I bought six advanced pinhole cameras. I installed them the second I got home, burying the lenses in smoke detectors and air vents.

Then, I locked my freshly bought baby clothes and an expensive baby monitor inside a heavy, moisture-proof steel cabinet in the nursery.

It didn't matter.

By noon the next day, the steel cabinet hung wide open. The lock hadn't been picked; it was smashed open with a hammer.

Inside, every single baby onesie was shredded to ribbons. A harsh, eye-watering stench of industrial chemicals burned my nostrils.

"Silas did this," I told Charles as a patrol officer arrived to take the report.

But I had already checked my feeds. Nothing. Whoever did this knew the exact blind spots of the lenses I had installed just yesterday. A ten-year-old possessed anti-reconnaissance skills that terrified me.

"Officer, look!" Silas pointed a small, dirty finger at the mud outside the broken nursery window. "Someone with big boots walked past there!"

The cop noted the size-twelve footprint. "Looks like a vagrant broke in looking for valuables, ma'am.

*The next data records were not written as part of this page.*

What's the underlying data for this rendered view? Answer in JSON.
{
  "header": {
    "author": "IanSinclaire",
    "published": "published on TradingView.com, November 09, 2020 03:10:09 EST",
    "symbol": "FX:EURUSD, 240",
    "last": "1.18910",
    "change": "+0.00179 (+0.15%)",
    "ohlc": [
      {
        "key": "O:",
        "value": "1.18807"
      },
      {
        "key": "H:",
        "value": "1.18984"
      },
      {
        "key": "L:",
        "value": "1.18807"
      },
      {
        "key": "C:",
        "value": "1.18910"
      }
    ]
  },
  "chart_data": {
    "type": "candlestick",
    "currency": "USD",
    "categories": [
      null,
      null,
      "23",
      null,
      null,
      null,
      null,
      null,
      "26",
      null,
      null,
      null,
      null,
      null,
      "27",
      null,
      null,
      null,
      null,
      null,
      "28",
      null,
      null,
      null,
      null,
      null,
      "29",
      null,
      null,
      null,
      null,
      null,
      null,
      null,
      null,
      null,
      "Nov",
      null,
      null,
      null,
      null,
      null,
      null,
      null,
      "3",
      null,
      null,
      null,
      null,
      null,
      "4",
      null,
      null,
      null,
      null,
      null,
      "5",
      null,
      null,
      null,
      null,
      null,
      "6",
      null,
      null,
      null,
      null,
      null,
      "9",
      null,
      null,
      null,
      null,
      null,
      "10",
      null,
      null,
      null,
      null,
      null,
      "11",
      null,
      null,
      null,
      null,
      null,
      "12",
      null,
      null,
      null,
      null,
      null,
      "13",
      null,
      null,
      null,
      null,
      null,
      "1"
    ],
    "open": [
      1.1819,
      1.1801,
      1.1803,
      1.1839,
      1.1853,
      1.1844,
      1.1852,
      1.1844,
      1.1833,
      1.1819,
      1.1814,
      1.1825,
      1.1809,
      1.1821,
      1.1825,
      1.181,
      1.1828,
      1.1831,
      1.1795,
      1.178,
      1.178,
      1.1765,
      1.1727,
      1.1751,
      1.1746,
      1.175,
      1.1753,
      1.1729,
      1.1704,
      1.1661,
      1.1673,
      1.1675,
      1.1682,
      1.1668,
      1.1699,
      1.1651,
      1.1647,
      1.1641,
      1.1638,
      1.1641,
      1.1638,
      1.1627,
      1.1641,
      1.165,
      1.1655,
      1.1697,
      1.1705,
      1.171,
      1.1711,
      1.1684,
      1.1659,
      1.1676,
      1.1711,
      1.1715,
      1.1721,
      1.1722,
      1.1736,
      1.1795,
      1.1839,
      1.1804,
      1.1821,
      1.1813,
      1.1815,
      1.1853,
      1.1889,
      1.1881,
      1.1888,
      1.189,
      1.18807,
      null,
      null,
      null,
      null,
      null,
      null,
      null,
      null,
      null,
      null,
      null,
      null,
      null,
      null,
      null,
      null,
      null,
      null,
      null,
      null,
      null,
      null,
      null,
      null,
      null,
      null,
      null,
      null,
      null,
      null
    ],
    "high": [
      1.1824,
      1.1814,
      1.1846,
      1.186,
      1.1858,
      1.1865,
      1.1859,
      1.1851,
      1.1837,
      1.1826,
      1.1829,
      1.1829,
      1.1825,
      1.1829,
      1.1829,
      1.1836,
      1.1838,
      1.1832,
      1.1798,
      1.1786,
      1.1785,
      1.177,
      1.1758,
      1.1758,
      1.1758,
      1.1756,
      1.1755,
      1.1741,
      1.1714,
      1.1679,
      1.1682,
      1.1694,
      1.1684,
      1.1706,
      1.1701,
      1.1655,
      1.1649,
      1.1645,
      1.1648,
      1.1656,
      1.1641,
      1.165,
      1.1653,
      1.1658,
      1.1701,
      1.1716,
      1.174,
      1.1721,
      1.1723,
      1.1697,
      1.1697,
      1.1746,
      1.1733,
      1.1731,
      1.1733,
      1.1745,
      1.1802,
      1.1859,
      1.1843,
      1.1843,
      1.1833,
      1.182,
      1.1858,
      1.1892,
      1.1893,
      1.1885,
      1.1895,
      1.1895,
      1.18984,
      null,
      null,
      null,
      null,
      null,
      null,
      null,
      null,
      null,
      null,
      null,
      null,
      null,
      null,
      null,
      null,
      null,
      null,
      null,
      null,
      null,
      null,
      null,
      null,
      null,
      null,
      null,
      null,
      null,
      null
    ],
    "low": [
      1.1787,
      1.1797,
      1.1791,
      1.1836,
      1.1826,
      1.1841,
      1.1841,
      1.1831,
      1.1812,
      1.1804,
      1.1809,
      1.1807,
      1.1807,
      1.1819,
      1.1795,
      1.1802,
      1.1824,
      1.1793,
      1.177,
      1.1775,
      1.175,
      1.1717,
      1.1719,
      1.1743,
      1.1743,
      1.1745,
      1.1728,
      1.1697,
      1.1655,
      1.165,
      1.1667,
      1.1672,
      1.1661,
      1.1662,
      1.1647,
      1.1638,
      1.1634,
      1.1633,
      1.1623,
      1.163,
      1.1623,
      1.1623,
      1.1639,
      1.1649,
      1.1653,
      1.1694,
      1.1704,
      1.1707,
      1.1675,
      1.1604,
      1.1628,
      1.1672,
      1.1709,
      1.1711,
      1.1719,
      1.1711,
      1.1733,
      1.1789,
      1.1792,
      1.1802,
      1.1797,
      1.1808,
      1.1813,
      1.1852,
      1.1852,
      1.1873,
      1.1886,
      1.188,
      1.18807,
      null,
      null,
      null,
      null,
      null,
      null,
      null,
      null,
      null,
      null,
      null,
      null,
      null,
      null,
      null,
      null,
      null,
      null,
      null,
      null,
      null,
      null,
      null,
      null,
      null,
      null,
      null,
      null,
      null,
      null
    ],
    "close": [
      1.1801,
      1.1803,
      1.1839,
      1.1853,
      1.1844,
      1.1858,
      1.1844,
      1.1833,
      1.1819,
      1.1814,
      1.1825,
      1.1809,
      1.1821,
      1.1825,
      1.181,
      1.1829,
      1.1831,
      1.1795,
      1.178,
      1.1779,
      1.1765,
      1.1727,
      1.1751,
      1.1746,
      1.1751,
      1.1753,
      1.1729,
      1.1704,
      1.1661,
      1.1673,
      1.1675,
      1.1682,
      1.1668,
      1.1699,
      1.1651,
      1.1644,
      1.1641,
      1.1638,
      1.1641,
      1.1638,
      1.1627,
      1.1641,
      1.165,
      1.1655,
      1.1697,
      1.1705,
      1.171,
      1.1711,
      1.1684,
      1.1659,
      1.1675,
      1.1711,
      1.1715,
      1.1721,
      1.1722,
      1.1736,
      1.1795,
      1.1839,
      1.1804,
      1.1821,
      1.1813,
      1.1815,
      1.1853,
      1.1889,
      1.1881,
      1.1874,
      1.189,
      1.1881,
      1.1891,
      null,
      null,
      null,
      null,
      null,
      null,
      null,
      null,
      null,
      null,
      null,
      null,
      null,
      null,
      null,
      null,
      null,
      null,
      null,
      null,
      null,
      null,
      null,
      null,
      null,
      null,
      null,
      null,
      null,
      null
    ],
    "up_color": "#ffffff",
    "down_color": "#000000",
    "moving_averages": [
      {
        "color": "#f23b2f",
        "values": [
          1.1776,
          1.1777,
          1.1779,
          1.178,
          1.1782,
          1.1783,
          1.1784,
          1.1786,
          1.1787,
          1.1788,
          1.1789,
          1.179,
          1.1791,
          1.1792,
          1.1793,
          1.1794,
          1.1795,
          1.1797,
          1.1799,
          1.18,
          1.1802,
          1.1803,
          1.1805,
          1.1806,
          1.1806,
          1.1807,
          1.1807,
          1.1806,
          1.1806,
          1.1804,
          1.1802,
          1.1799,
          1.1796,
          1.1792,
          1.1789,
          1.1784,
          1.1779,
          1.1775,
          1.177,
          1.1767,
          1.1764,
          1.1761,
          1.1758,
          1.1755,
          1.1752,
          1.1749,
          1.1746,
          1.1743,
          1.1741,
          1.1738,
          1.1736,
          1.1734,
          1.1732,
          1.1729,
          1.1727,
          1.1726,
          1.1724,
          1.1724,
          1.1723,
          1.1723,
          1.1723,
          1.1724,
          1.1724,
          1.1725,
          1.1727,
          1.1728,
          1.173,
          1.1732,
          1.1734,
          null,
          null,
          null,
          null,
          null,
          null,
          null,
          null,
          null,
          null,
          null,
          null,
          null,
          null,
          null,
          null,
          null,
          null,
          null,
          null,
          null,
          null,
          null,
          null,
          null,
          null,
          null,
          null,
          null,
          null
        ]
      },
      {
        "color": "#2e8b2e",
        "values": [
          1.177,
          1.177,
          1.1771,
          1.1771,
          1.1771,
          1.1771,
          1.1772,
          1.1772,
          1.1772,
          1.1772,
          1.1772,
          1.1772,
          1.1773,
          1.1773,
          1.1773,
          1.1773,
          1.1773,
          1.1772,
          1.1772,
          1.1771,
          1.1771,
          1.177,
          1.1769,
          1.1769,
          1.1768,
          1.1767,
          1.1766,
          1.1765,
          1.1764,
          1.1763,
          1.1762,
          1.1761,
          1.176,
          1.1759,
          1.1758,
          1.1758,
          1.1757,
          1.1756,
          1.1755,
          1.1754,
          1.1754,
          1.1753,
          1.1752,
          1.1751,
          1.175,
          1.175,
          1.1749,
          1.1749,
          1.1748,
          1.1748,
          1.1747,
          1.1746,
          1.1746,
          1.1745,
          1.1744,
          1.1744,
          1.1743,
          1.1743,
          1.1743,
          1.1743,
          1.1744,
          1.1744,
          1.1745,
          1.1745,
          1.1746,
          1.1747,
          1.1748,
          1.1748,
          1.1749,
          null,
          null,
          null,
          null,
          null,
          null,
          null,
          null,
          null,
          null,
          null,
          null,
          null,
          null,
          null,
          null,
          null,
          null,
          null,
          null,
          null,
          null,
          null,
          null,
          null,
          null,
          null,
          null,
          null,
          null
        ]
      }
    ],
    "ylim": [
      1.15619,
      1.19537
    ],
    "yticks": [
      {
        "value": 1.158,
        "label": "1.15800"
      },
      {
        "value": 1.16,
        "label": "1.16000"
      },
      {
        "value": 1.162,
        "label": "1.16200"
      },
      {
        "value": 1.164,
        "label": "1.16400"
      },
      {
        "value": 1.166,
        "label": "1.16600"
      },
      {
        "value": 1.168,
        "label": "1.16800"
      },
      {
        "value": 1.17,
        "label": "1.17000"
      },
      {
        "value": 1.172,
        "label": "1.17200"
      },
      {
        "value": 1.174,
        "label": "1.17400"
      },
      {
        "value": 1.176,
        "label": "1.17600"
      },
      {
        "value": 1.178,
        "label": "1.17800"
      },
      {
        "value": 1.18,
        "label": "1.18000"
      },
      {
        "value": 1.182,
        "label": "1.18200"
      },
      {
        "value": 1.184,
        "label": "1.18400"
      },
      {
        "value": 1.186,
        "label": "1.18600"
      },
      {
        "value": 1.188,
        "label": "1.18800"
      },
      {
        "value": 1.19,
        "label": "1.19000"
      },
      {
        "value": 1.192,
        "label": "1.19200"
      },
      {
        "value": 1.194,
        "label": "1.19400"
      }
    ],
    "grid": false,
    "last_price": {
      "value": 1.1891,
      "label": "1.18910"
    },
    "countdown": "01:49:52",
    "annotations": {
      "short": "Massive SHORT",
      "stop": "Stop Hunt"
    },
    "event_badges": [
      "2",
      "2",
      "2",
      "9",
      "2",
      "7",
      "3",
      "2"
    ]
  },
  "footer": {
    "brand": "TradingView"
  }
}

We've had a few instances in the neighborhood."

Silas looked over the officer's shoulder at me. A tiny, triumphant smirk played on his lips.


That night, the bedroom walls started spinning.

I gripped the edge of the mattress. Nausea hit me like a freight train. I sprinted to the master bathroom and retched into the toilet.

When I rinsed my mouth at the sink, the water tasted metallic. I spat. Bright red blood splattered against the white ceramic. My gums were actively bleeding.

Panic seized my chest. I staggered out to the kitchen toward the water dispenser I used exclusively for my prenatal vitamins.

I tore the heavy lid off and pulled out the primary water filter.

Woven tightly around the carbon cylinder was a dense clump of wiry, brown hair.

"Charles!" I screamed.

The emergency room lights were blinding.

Dr. Miller stepped in, flipping through a chart. "Your blood work shows trace amounts of anticoagulant rodenticide. Rat poison. Fortunately, the dose was minimal. Your baby is fine, but we need to pump your stomach."

Sitting in the hospital bed, I threw the plastic evidence bag containing the brown hair straight at Charles's chest.

"You still want to defend them?" I hissed. "Those two psychos poisoned my specific water tank!"

Charles looked utterly appalled. "Vivienne, listen to yourself! They are ten and eight years old. How the hell would a foster kid know how to dose rat poison?"

"Then test the hair!" I demanded, turning to Dr. Miller. "Run a DNA test on that clump. Prove to me it's not Silas's!"

Charles sighed heavily and nodded at the doctor. "Do it. Put her mind at ease."

Hours later, the toxicologist returned. He handed Charles the paper.

I snatched it from his hands, my eyes tearing across the bold ink.

My jaw dropped. I couldn't form a single word.

The DNA didn't belong to Silas. It didn't belong to Lyra.

It belonged to a Rattus norvegicus. A common brown rat.

The lab concluded the wild rat had carried the poison, crawled into my water supply, and created a perfect accidental poisoning loop.

Charles placed a reassuring hand on my shoulder. He looked at the doctor with deep, performative sorrow.

"My wife has been incredibly neurotic since the pregnancy started," Charles whispered to Dr. Miller, pitching his voice just loud enough for me to hear. "She thinks the whole world is trying to hurt her."

The doctor gave me a look of profound pity.